Esse texto faz parte de uma série que revela a história não contada sobre como criei a maior plataforma de print on demand da América Latina sem saber nada do mercado, ter família rica ou levantado milhões de reais. Também é a história da minha vida e de como construí a Touts.
Fui influenciado pelo Eduardo Belotti e estou escrevendo essa história em partes, postando um capítulo por semana dessa aventura. Esse é o capítulo 18 de 19 - encontre os demais capítulos aqui.

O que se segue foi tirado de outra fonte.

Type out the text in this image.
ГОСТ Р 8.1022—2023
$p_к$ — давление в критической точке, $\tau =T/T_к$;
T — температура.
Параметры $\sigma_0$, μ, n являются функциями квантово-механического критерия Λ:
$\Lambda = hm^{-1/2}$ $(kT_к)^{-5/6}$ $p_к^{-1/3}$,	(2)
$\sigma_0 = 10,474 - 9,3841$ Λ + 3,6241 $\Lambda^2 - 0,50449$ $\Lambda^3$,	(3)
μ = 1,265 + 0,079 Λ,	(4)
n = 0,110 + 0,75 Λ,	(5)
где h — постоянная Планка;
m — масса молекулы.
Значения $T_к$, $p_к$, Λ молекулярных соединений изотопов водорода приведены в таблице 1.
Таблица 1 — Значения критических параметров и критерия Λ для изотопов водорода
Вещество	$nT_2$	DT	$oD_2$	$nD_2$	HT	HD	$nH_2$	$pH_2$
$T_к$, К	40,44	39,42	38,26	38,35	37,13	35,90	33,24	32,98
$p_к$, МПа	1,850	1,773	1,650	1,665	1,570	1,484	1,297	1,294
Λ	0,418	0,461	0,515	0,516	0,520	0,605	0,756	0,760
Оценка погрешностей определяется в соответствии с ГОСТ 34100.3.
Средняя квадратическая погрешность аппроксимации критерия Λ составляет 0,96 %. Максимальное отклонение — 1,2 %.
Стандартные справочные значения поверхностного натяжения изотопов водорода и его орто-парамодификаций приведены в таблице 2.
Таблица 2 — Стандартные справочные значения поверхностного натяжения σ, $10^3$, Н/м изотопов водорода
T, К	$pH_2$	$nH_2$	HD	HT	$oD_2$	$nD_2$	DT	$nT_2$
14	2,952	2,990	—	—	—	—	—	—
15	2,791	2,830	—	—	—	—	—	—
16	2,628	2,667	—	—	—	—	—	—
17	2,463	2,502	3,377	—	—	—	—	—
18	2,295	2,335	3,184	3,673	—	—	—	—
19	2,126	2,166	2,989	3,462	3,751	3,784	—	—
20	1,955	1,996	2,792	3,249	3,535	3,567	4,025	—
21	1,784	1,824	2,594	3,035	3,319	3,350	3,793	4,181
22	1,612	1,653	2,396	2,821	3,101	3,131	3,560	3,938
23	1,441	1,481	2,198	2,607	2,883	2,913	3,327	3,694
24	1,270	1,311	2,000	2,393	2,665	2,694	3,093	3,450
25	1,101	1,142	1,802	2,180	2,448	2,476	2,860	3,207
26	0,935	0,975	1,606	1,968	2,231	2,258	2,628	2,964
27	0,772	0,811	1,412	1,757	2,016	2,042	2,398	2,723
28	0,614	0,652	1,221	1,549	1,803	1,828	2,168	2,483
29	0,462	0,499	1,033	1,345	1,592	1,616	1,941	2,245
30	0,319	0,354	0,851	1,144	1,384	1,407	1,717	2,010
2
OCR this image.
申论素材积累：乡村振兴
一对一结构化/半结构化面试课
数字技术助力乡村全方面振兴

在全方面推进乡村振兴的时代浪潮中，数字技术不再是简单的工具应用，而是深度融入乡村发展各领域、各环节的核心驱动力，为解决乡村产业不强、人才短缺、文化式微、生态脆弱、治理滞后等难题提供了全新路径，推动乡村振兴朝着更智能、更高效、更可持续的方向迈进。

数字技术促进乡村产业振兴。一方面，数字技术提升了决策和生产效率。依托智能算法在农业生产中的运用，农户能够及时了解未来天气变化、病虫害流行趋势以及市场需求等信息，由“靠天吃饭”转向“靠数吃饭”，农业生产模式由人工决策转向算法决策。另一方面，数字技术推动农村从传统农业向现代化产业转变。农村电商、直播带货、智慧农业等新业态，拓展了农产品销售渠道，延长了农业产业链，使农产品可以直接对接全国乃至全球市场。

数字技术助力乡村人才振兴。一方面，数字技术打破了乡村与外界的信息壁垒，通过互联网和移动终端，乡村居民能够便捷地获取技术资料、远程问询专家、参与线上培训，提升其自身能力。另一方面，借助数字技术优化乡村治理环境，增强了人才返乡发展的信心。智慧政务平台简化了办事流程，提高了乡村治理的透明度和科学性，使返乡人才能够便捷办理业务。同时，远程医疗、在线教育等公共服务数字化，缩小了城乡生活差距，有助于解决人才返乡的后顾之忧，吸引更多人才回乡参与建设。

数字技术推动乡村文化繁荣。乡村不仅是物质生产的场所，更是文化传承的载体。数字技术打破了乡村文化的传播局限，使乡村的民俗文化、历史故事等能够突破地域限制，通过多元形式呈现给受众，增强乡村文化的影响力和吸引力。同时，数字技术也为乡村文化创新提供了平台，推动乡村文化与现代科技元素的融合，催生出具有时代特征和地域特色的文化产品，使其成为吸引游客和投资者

Depois de quase 3 anos à frente da Reserva INK e quase 13 anos depois de ter conhecido o Arturo, tomei a decisão de deixar o negócio.
Escrevendo assim parece até uma decisão fácil, mas foi uma das mais difíceis que já tomei.
Eu me enxergava numa situação onde tinha encontrado um plateau de crescimento. Não que eu não pudesse aprender mais no dia a dia, mas eu já não me sentia mais tão desafiado.
Nos anos anteriores, tive o privilégio de aprender e me desenvolver muito como líder de produto. Tive a oportunidade de montar times do zero, adaptá-los, desenvolver a estratégia do produto e transformar muitas ideias, intuições e visões da minha cabeça em realidade.
Só quem viveu essas coisas na pele em tão pouco tempo sabe o valor disso.
Mas nos últimos meses parecia que tinha esbarrado em um teto.
Minha vida eram acompanhamentos, 1:1 e reuniões sem fim. A estratégia de produto estava minimamente redonda e não conseguíamos acelerar muito mais do que a velocidade que já crescíamos.
A maior parte do desafio era brigar por mais orçamento todo trimestre e escalar as atividades de growth que tinham se provado vitoriosas — na verdade, a maior parte do desafio era ser resiliente com as frustrações de ver que o negócio poderia crescer mais rápido, mas existiam limitações que nos fugiam ao controle.
Trazendo de volta um personagem antigo da história, Luis Felipe Carvalho, que havia sido meu orientador da PUC e se tornou um mentor ao longo dos anos, me chamou para bater um papo. De tempos em tempos a gente conversava e nos atualizávamos sobre o que estavamos construindo.
Em 2021 o Luis me chamou para me contar sobre uma nova empresa que ele estava montando, que seria uma spin off de uma startup que ele havia fundado e acabara de ser adquirida pela Stone.
A nova empresa seria a NG.CASH, criada a partir do NeagleBank, projeto encabeçado por Mario Augusto Sá que criou o banco digital do canal do YouTube Neagle, da dupla Eagle e Neox, também sócios da empresa.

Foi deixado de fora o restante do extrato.